Darauf hinzuwirken, dass meine Tochter sich einfach ohne weiteres Eingreifen distanziert, geht gar nicht. Erstens würde meine Tochter da gar nicht mitmachen, zweitens ist das kein Weg, den ich selbst befürworte.

Jemand hat gefragt, wie es bei meiner Tochter selbst aussieht. Meines Wissens ritzt sie sich nicht, sie ekelt sich eher vor Blut. Allerdings hat sie als hochbegabtes ADS-Träumerchen auch so ihre Probleme mit Übersensibilität, und sie hat eine Neigung zu depressiver Verstimmung, dazu kommt momentan ein schwerer Konflikt mit dieser Klassenlehrerin. So grob umrissen: Klassenlehrerin ist so eine pseudofreundliche Psychotante, die den Eltern gegenüber ständig ungefragt betont, dass wir uns ja alle lieb haben, aber regelmäßig mit Gegenständen wirft, die Klasse übel beschimpft und - weil sie oft Kopfschmerzen hat - sehr häufig sowieso nur Stillarbeit ansetzt. Das alles ist in der Schule natürlich bekannt, aber in höheren Klassen wehrt sich da niemand mehr, die Kinder müssen irgendwie durch. Für mein Sensibelchen, das sehr unter Ungerechtigkeit und dieser extremen Verlogenheit und Unberechenbarkeit der Klassenlehrerin leidet, ist die Situation sehr schwer zu ertragen.

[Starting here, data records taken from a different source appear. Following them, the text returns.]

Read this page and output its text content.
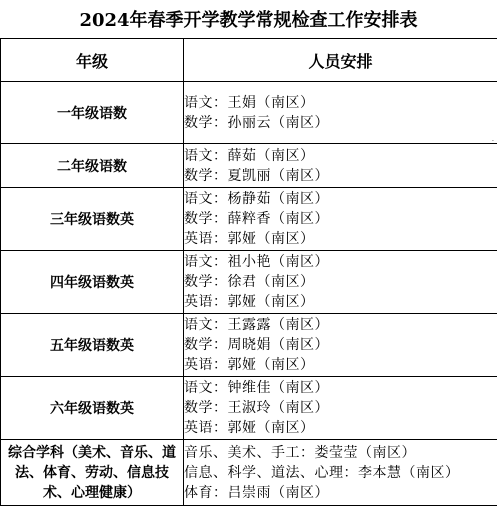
2024年春季开学教学常规检查工作安排表
年级	人员安排
一年级语数	语文：王娟（南区）
数学：孙丽云（南区）

二年级语数	语文：薛茹（南区）
数学：夏凯丽（南区）

三年级语数英	语文：杨静茹（南区）
数学：薛粹香（南区）
英语：郭娅（南区）

四年级语数英	语文：祖小艳（南区）
数学：徐君（南区）
英语：郭娅（南区）

五年级语数英	语文：王露露（南区）
数学：周晓娟（南区）
英语：郭娅（南区）

六年级语数英	语文：钟维佳（南区）
数学：王淑玲（南区）
英语：郭娅（南区）

综合学科（美术、音乐、道法、体育、劳动、信息技术、心理健康）	音乐、美术、手工：娄莹莹（南区）
信息、科学、道法、心理：李本慧（南区）
体育：吕崇雨（南区）
·
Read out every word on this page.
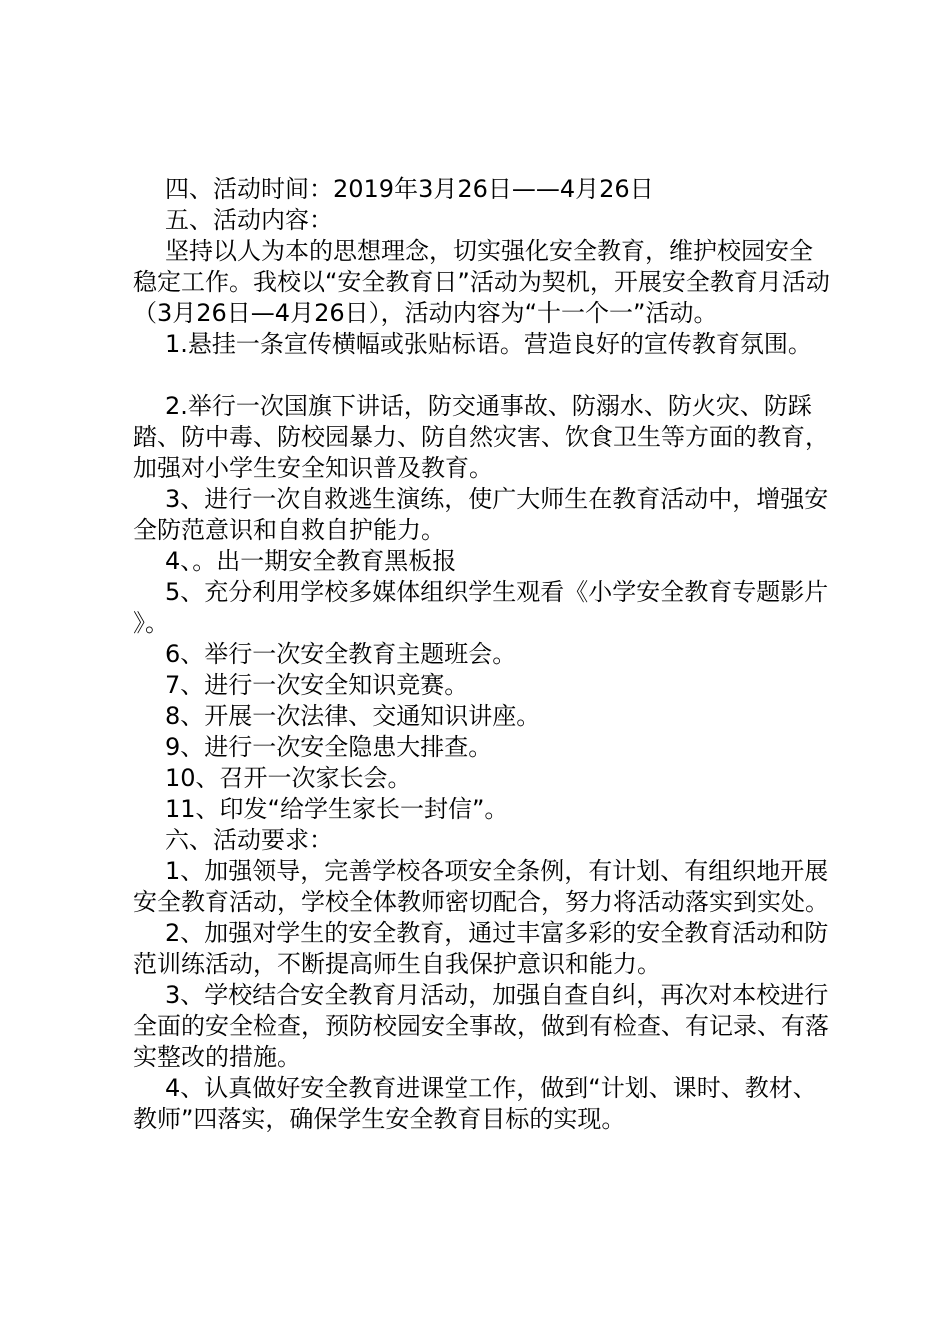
四、活动时间：2019年3月26日——4月26日

五、活动内容：

坚持以人为本的思想理念，切实强化安全教育，维护校园安全稳定工作。我校以“安全教育日”活动为契机，开展安全教育月活动（3月26日—4月26日），活动内容为“十一个一”活动。

1.悬挂一条宣传横幅或张贴标语。营造良好的宣传教育氛围。

2.举行一次国旗下讲话，防交通事故、防溺水、防火灾、防踩踏、防中毒、防校园暴力、防自然灾害、饮食卫生等方面的教育，加强对小学生安全知识普及教育。

3、进行一次自救逃生演练，使广大师生在教育活动中，增强安全防范意识和自救自护能力。

4、。出一期安全教育黑板报

5、充分利用学校多媒体组织学生观看《小学安全教育专题影片》。

6、举行一次安全教育主题班会。

7、进行一次安全知识竞赛。

8、开展一次法律、交通知识讲座。

9、进行一次安全隐患大排查。

10、召开一次家长会。

11、印发“给学生家长一封信”。

六、活动要求：

1、加强领导，完善学校各项安全条例，有计划、有组织地开展安全教育活动，学校全体教师密切配合，努力将活动落实到实处。

2、加强对学生的安全教育，通过丰富多彩的安全教育活动和防范训练活动，不断提高师生自我保护意识和能力。

3、学校结合安全教育月活动，加强自查自纠，再次对本校进行全面的安全检查，预防校园安全事故，做到有检查、有记录、有落实整改的措施。

4、认真做好安全教育进课堂工作，做到“计划、课时、教材、教师”四落实，确保学生安全教育目标的实现。
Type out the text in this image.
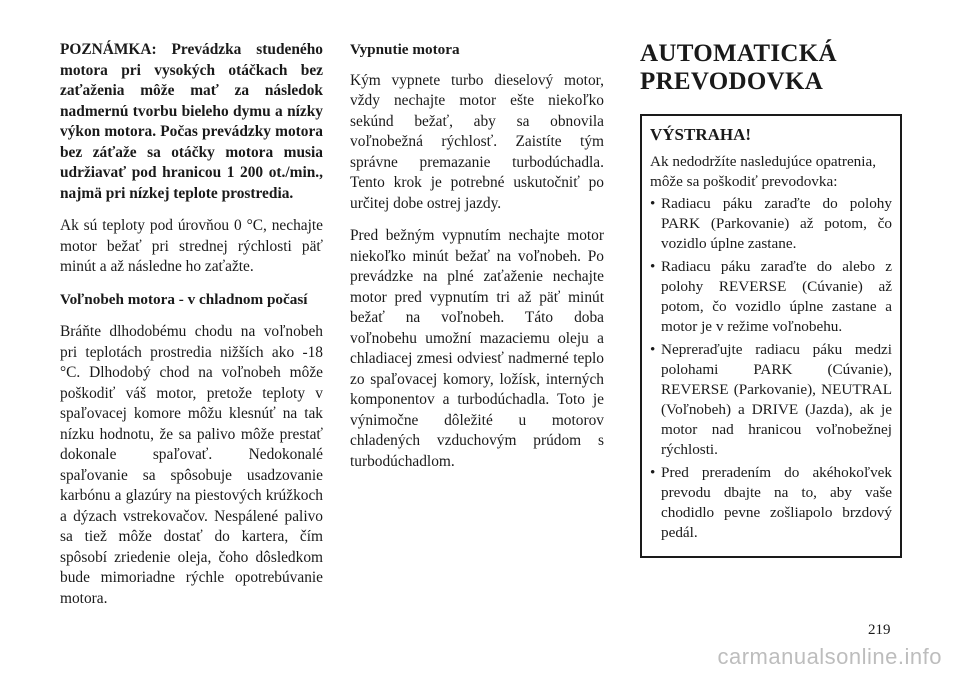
POZNÁMKA: Prevádzka studeného motora pri vysokých otáčkach bez zaťaženia môže mať za následok nadmernú tvorbu bieleho dymu a nízky výkon motora. Počas prevádzky motora bez záťaže sa otáčky motora musia udržiavať pod hranicou 1 200 ot./min., najmä pri nízkej teplote prostredia.

Ak sú teploty pod úrovňou 0 °C, nechajte motor bežať pri strednej rýchlosti päť minút a až následne ho zaťažte.

Voľnobeh motora - v chladnom počasí

Bráňte dlhodobému chodu na voľnobeh pri teplotách prostredia nižších ako -18 °C. Dlhodobý chod na voľnobeh môže poškodiť váš motor, pretože teploty v spaľovacej komore môžu klesnúť na tak nízku hodnotu, že sa palivo môže prestať dokonale spaľovať. Nedokonalé spaľovanie sa spôsobuje usadzovanie karbónu a glazúry na piestových krúžkoch a dýzach vstrekovačov. Nespálené palivo sa tiež môže dostať do kartera, čím spôsobí zriedenie oleja, čoho dôsledkom bude mimoriadne rýchle opotrebúvanie motora.

Vypnutie motora

Kým vypnete turbo dieselový motor, vždy nechajte motor ešte niekoľko sekúnd bežať, aby sa obnovila voľnobežná rýchlosť. Zaistíte tým správne premazanie turbodúchadla. Tento krok je potrebné uskutočniť po určitej dobe ostrej jazdy.

Pred bežným vypnutím nechajte motor niekoľko minút bežať na voľnobeh. Po prevádzke na plné zaťaženie nechajte motor pred vypnutím tri až päť minút bežať na voľnobeh. Táto doba voľnobehu umožní mazaciemu oleju a chladiacej zmesi odviesť nadmerné teplo zo spaľovacej komory, ložísk, interných komponentov a turbodúchadla. Toto je výnimočne dôležité u motorov chladených vzduchovým prúdom s turbodúchadlom.

AUTOMATICKÁ
PREVODOVKA
VÝSTRAHA!
Ak nedodržíte nasledujúce opatrenia, môže sa poškodiť prevodovka:
• Radiacu páku zaraďte do polohy PARK (Parkovanie) až potom, čo vozidlo úplne zastane.
• Radiacu páku zaraďte do alebo z polohy REVERSE (Cúvanie) až potom, čo vozidlo úplne zastane a motor je v režime voľnobehu.
• Nepreraďujte radiacu páku medzi polohami PARK (Cúvanie), REVERSE (Parkovanie), NEUTRAL (Voľnobeh) a DRIVE (Jazda), ak je motor nad hranicou voľnobežnej rýchlosti.
• Pred preradením do akéhokoľvek prevodu dbajte na to, aby vaše chodidlo pevne zošliapolo brzdový pedál.
219
carmanualsonline.info
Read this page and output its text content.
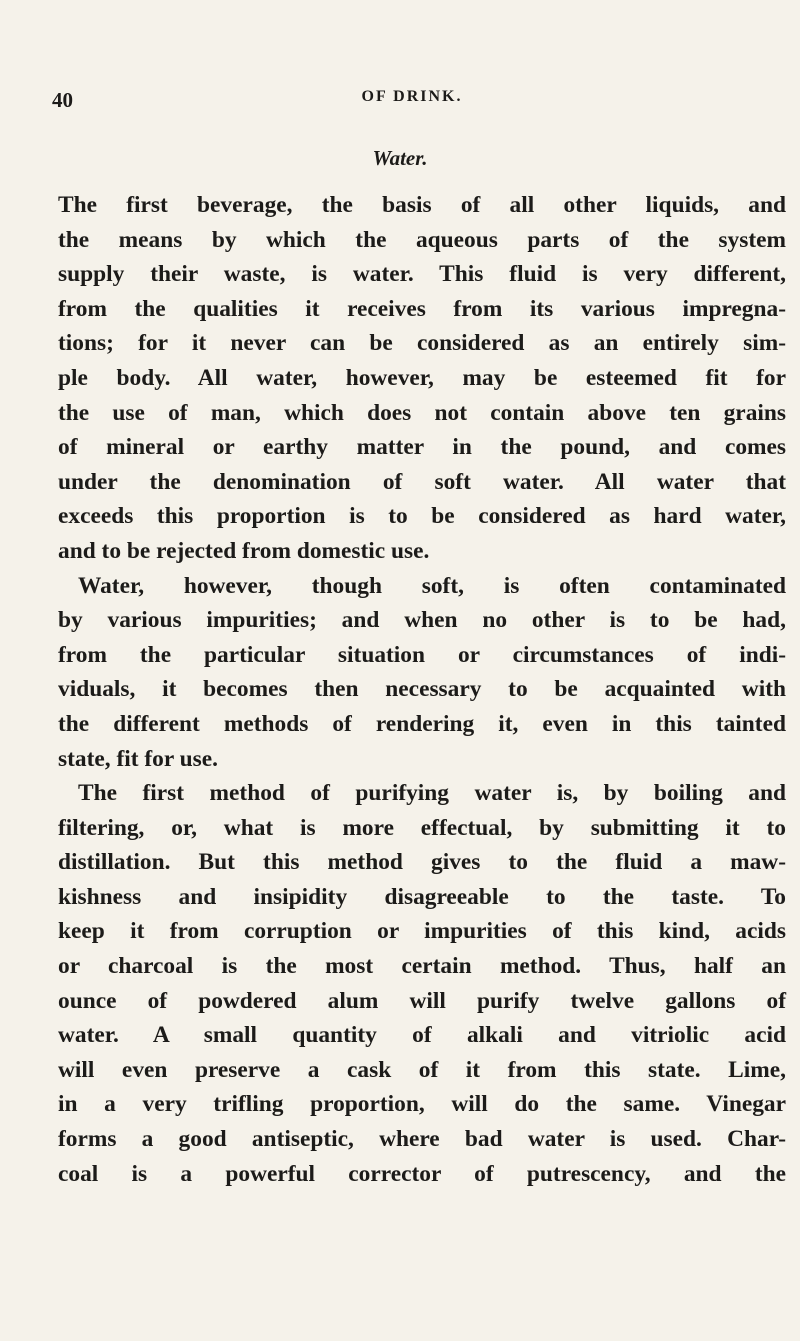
40	OF DRINK.
Water.
The first beverage, the basis of all other liquids, and
the means by which the aqueous parts of the system
supply their waste, is water. This fluid is very different,
from the qualities it receives from its various impregna-
tions; for it never can be considered as an entirely sim-
ple body. All water, however, may be esteemed fit for
the use of man, which does not contain above ten grains
of mineral or earthy matter in the pound, and comes
under the denomination of soft water. All water that
exceeds this proportion is to be considered as hard water,
and to be rejected from domestic use.
Water, however, though soft, is often contaminated
by various impurities; and when no other is to be had,
from the particular situation or circumstances of indi-
viduals, it becomes then necessary to be acquainted with
the different methods of rendering it, even in this tainted
state, fit for use.
The first method of purifying water is, by boiling and
filtering, or, what is more effectual, by submitting it to
distillation. But this method gives to the fluid a maw-
kishness and insipidity disagreeable to the taste. To
keep it from corruption or impurities of this kind, acids
or charcoal is the most certain method. Thus, half an
ounce of powdered alum will purify twelve gallons of
water. A small quantity of alkali and vitriolic acid
will even preserve a cask of it from this state. Lime,
in a very trifling proportion, will do the same. Vinegar
forms a good antiseptic, where bad water is used. Char-
coal is a powerful corrector of putrescency, and the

Dazu kommt eben die Pubertät und jetzt noch seit längerem die selbstmordgefährdete Schulkameradin. Wobei es schon ein bißchen typisch für meine Tochter ist, andere Sorgendkinder „anzuziehen“, das war schon immer so, ist ja auch ein an sich positiver Charakterzug.

Nochmals danke, und auch wenn’s 'ne Weile dauert, ich melde mich wieder.

Viele Grüße
Insel

hi,

zu1:

hilfe hat sie anscheinend psychotherapeutisch schon, du solltest das gespräch mit der lehrerin suchen, persönlich, und deinen eindruck mitteilen und danach fragen, was die schule zu tun gedenkt, auch schulleitung fragen und darüber im gespräch einen protokollzettel scheiben, das wirkt besonders bei beamten wunder. stellt dich das nicht zufrieden, informiere das jugendamt und gib hinweis auf die not einer jugendlichen, damit hättest du verantwortung gezeigt (und auch deiner tochter vorbild gegeben, dass da, wo man selbst nicht mehr helfen kann, obwohl man sehr bemüht ist, helfer hinzukommen müssen). auch das direkte gespräch mit den eltern von K. ist natürlich eine option. anrufen und mitteilen, dass sie sehr besorgt sind und schauen, was der eindruck ist.

zu 2:
deine tochter braucht eine unterstützung durch deine erklärung, dass man wie o.g. vorgehen muss und durch lob, dass du toll findest, wie sehr sie sich für ander einsetzt und das das eine wertvolle menschlich eigenschaft ist. teile ihr aber mit, dass es dabei die wichtigste grundregel zu beachten gilt: wer für ander stark sein will, muss selbst gut für sich sorgen! wenn man merkt, dass die probleme der anderen einen schwach machen, geht´s ja nicht mehr…also nur soviel geben, wie man gut begen kann, irgendwann aber eine grenze ziehen und zwar diplomatisch, kanst du ihr das vermitteln? nicht einfach.